Department of Gastroenterology, The First Affiliated Hospital of Soochow University, Suzhou, 215000, China.
Suzhou Clinical Center of Digestive Diseases, Suzhou, 215000, China.
Dig Dis Sci. 2023 Jul;68(7):2866-2877. doi: 10.1007/s10620-023-07949-7. Epub 2023 May 9.
Recurrence of common bile duct stones (CBDs) commonly happens after endoscopic retrograde cholangiopancreatography (ERCP). The clinical prediction models for the recurrence of CBDs after ERCP are lacking.
We aim to develop high-performance prediction models for the recurrence of CBDS after ERCP treatment using automated machine learning (AutoML) and to assess the AutoML models versus the traditional regression models.

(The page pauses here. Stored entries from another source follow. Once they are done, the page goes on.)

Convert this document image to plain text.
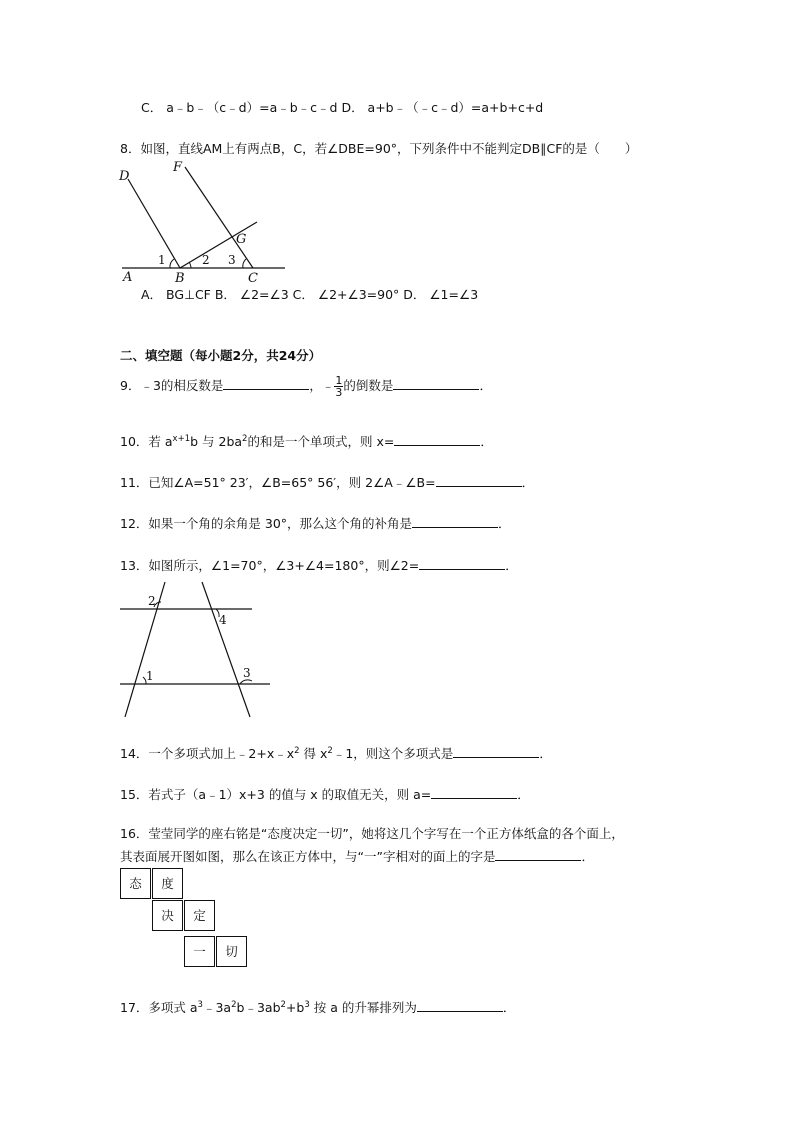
C． a﹣b﹣（c﹣d）=a﹣b﹣c﹣d D． a+b﹣（﹣c﹣d）=a+b+c+d
8．如图，直线AM上有两点B，C，若∠DBE=90°，下列条件中不能判定DB∥CF的是（　　）
D
F
G
A	B	C
1	2 3
A． BG⊥CF B． ∠2=∠3 C． ∠2+∠3=90° D． ∠1=∠3
二、填空题（每小题2分，共24分）
9．﹣3的相反数是	，﹣ $\frac{1}{3}$ 的倒数是	．
10．若 $a^{x+1}b$ 与 $2ba^2$的和是一个单项式，则 x=	．
11．已知∠A=51° 23′，∠B=65° 56′，则 2∠A﹣∠B=	．
12．如果一个角的余角是 30°，那么这个角的补角是	．
13．如图所示，∠1=70°，∠3+∠4=180°，则∠2=	．
1
2
3
4
14．一个多项式加上$﹣2+x﹣x^2$ 得 $x^2﹣1$，则这个多项式是	．
15．若式子（a﹣1）x+3 的值与 x 的取值无关，则 a=	．
16．莹莹同学的座右铭是“态度决定一切”，她将这几个字写在一个正方体纸盒的各个面上，
其表面展开图如图，那么在该正方体中，与“一”字相对的面上的字是	．
态	度
决	定
一	切
17．多项式 $a^3﹣3a^2b﹣3ab^2+b^3$ 按 a 的升幂排列为	．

473 patients with CBDs undergoing ERCP were recruited in the single-center retrospective cohort study. Samples were divided into Training Set (65%) and Validation Set (35%) randomly. Three modeling approaches, including fully automated machine learning (Fully automated), semi-automated machine learning (Semi-automated), and traditional regression were applied to fit prediction models. Models' discrimination, calibration, and clinical benefits were examined. The Shapley additive explanations (SHAP), partial dependence plot (PDP), and SHAP local explanation (SHAPLE) were proposed for the interpretation of the best model.
The area under roc curve (AUROC) of semi-automated gradient boost machine (GBM) model was 0.749 in Validation Set, better than the other fully/semi-automated models and the traditional regression models (highest AUROC = 0.736). The calibration and clinical application of AutoML models were adequate. Through the SHAP-PDP-SHAPLE pipeline, the roles of key variables of the semi-automated GBM model were visualized. Lastly, the best model was deployed online for clinical practitioners.
The GBM model based on semi-AutoML is an optimal model to predict the recurrence of CBDs after ERCP treatment. In comparison with traditional regressions, AutoML algorithms present significant strengths in modeling, which show promise in future clinical practices.
经内镜逆行胰胆管造影术(ERCP)后,胆总管结石(CBD)复发较为常见。目前缺乏预测 ERCP 后 CBD 复发的临床预测模型。
我们旨在使用自动化机器学习(AutoML)为 ERCP 治疗后 CBD 复发开发高性能预测模型,并评估 AutoML 模型与传统回归模型。
这项单中心回顾性队列研究纳入了 473 例接受 ERCP 治疗的 CBD 患者。样本被随机分为训练集(65%)和验证集(35%)。应用三种建模方法,包括全自动机器学习(Fully automated)、半自动机器学习(Semi-automated)和传统回归,拟合预测模型。检查了模型的区分度、校准度和临床获益。提出了 Shapley 加性解释(SHAP)、偏依赖图(PDP)和 SHAP 局部解释(SHAPLE)用于解释最佳模型。
验证集中半自动梯度提升机(GBM)模型的 AUC 为 0.749,优于其他全自动/半自动模型和传统回归模型(最高 AUC=0.736)。AutoML 模型的校准和临床应用是充分的。通过 SHAP-PDP-SHAPLE 管道,可视化了半自动 GBM 模型的关键变量的作用。最后,最佳模型已在线部署,供临床医生使用。
基于半自动 AutoML 的 GBM 模型是预测 ERCP 治疗后 CBD 复发的最佳模型。与传统回归相比,AutoML 算法在建模方面具有显著优势,有望在未来的临床实践中得到应用。